エチルアルコール(エタノール)は体内でどのように代謝されるか
エチルアルコール(エタノール)は、飲酒時に体内でさまざまな化学反応を起こします。以下に主な代謝過程と影響をまとめます。
1. 吸収
エチルアルコールは主に胃と小腸で吸収され、血流に入ります。吸収速度はアルコール濃度、食事の有無、体重や性別など個人差に左右されます。
2. 分布
血流に入ったアルコールは全身の体液や組織に広がります。

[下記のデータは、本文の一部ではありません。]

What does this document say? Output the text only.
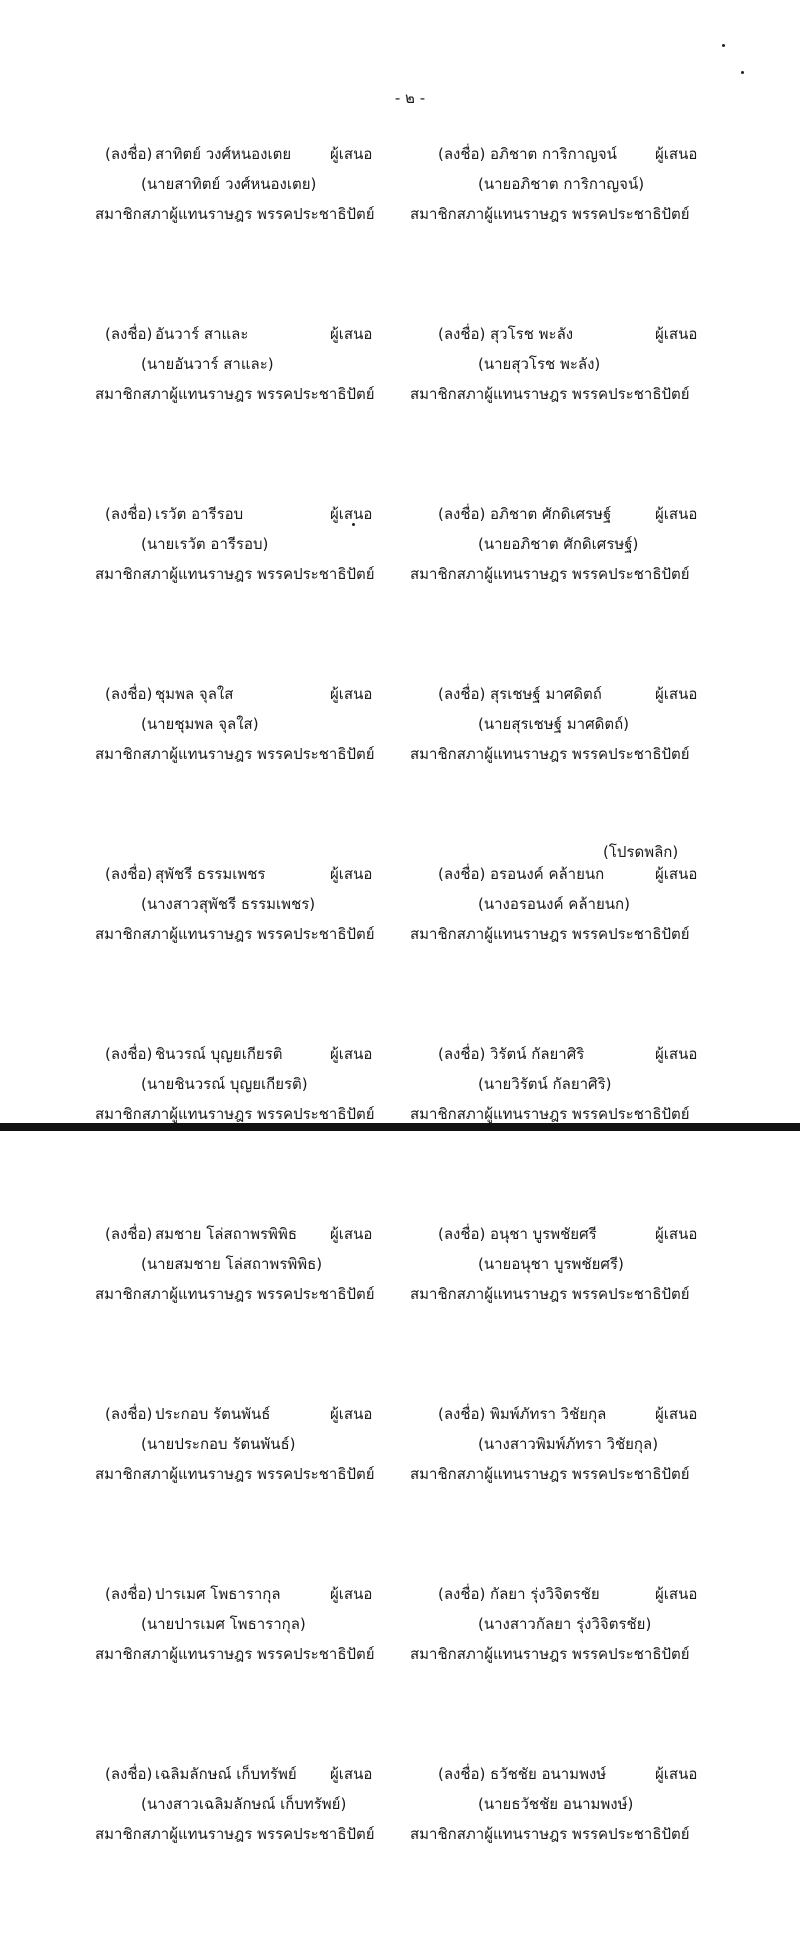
- ๒ -
(ลงชื่อ) สาทิตย์ วงศ์หนองเตย	ผู้เสนอ
(นายสาทิตย์ วงศ์หนองเตย)
สมาชิกสภาผู้แทนราษฎร พรรคประชาธิปัตย์
(ลงชื่อ) อันวาร์ สาและ	ผู้เสนอ
(นายอันวาร์ สาและ)
สมาชิกสภาผู้แทนราษฎร พรรคประชาธิปัตย์
(ลงชื่อ) เรวัต อารีรอบ	ผู้เสนอ
(นายเรวัต อารีรอบ)
สมาชิกสภาผู้แทนราษฎร พรรคประชาธิปัตย์
(ลงชื่อ) ชุมพล จุลใส	ผู้เสนอ
(นายชุมพล จุลใส)
สมาชิกสภาผู้แทนราษฎร พรรคประชาธิปัตย์
(ลงชื่อ) สุพัชรี ธรรมเพชร	ผู้เสนอ
(นางสาวสุพัชรี ธรรมเพชร)
สมาชิกสภาผู้แทนราษฎร พรรคประชาธิปัตย์
(ลงชื่อ) ชินวรณ์ บุญยเกียรติ	ผู้เสนอ
(นายชินวรณ์ บุญยเกียรติ)
สมาชิกสภาผู้แทนราษฎร พรรคประชาธิปัตย์
(ลงชื่อ) สมชาย โล่สถาพรพิพิธ ผู้เสนอ
(นายสมชาย โล่สถาพรพิพิธ)
สมาชิกสภาผู้แทนราษฎร พรรคประชาธิปัตย์
(ลงชื่อ) ประกอบ รัตนพันธ์	ผู้เสนอ
(นายประกอบ รัตนพันธ์)
สมาชิกสภาผู้แทนราษฎร พรรคประชาธิปัตย์
(ลงชื่อ) ปารเมศ โพธารากุล	ผู้เสนอ
(นายปารเมศ โพธารากุล)
สมาชิกสภาผู้แทนราษฎร พรรคประชาธิปัตย์
(ลงชื่อ) เฉลิมลักษณ์ เก็บทรัพย์ ผู้เสนอ
(นางสาวเฉลิมลักษณ์ เก็บทรัพย์)
สมาชิกสภาผู้แทนราษฎร พรรคประชาธิปัตย์
(ลงชื่อ) อภิชาต การิกาญจน์	ผู้เสนอ
(นายอภิชาต การิกาญจน์)
สมาชิกสภาผู้แทนราษฎร พรรคประชาธิปัตย์
(ลงชื่อ) สุวโรช พะลัง	ผู้เสนอ
(นายสุวโรช พะลัง)
สมาชิกสภาผู้แทนราษฎร พรรคประชาธิปัตย์
(ลงชื่อ) อภิชาต ศักดิเศรษฐ์	ผู้เสนอ
(นายอภิชาต ศักดิเศรษฐ์)
สมาชิกสภาผู้แทนราษฎร พรรคประชาธิปัตย์
(ลงชื่อ) สุรเชษฐ์ มาศดิตถ์	ผู้เสนอ
(นายสุรเชษฐ์ มาศดิตถ์)
สมาชิกสภาผู้แทนราษฎร พรรคประชาธิปัตย์
(ลงชื่อ) อรอนงค์ คล้ายนก	ผู้เสนอ
(นางอรอนงค์ คล้ายนก)
สมาชิกสภาผู้แทนราษฎร พรรคประชาธิปัตย์
(ลงชื่อ) วิรัตน์ กัลยาศิริ	ผู้เสนอ
(นายวิรัตน์ กัลยาศิริ)
สมาชิกสภาผู้แทนราษฎร พรรคประชาธิปัตย์
(ลงชื่อ) อนุชา บูรพชัยศรี	ผู้เสนอ
(นายอนุชา บูรพชัยศรี)
สมาชิกสภาผู้แทนราษฎร พรรคประชาธิปัตย์
(ลงชื่อ) พิมพ์ภัทรา วิชัยกุล	ผู้เสนอ
(นางสาวพิมพ์ภัทรา วิชัยกุล)
สมาชิกสภาผู้แทนราษฎร พรรคประชาธิปัตย์
(ลงชื่อ) กัลยา รุ่งวิจิตรชัย	ผู้เสนอ
(นางสาวกัลยา รุ่งวิจิตรชัย)
สมาชิกสภาผู้แทนราษฎร พรรคประชาธิปัตย์
(ลงชื่อ) ธวัชชัย อนามพงษ์	ผู้เสนอ
(นายธวัชชัย อนามพงษ์)
สมาชิกสภาผู้แทนราษฎร พรรคประชาธิปัตย์
(โปรดพลิก)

血液脳関門を通過し中枢神経系に到達し、脳機能や行動に影響を与えます。
3. 代謝
主に肝臓で代謝が進みますが、胃や他の組織でも少量が代謝されます。アルコール脱水素酵素(ADH)がエチルアルコールをアセトアルデヒドに変換します。アセトアルデヒドは細胞に有害な毒性を持ちます。
4. アセトアルデヒドの処理
アセトアルデヒドはアルデヒド脱水素酵素(ALDH)によって酢酸に酸化されます。酢酸は無害で、エネルギー源として利用されるか、体外へ排泄されます。
5. 排泄
体内のアルコールは主に腎臓から尿として排泄されます。少量は汗や呼気(呼気中のアルコール)でも失われます。
健康への影響
アルコールの影響は摂取量、飲む速度、個人の耐性、その他の生理的・環境的要因によって異なります。判断力・協調性・反応時間の低下や、気分・行動・認知機能の変化を引き起こすことがあります。過度の長期飲酒は肝臓障害、心疾患、がん、依存症などのリスクを高めます。推奨される範囲内での適度な飲酒は、ほとんどの成人にとって安全とされています。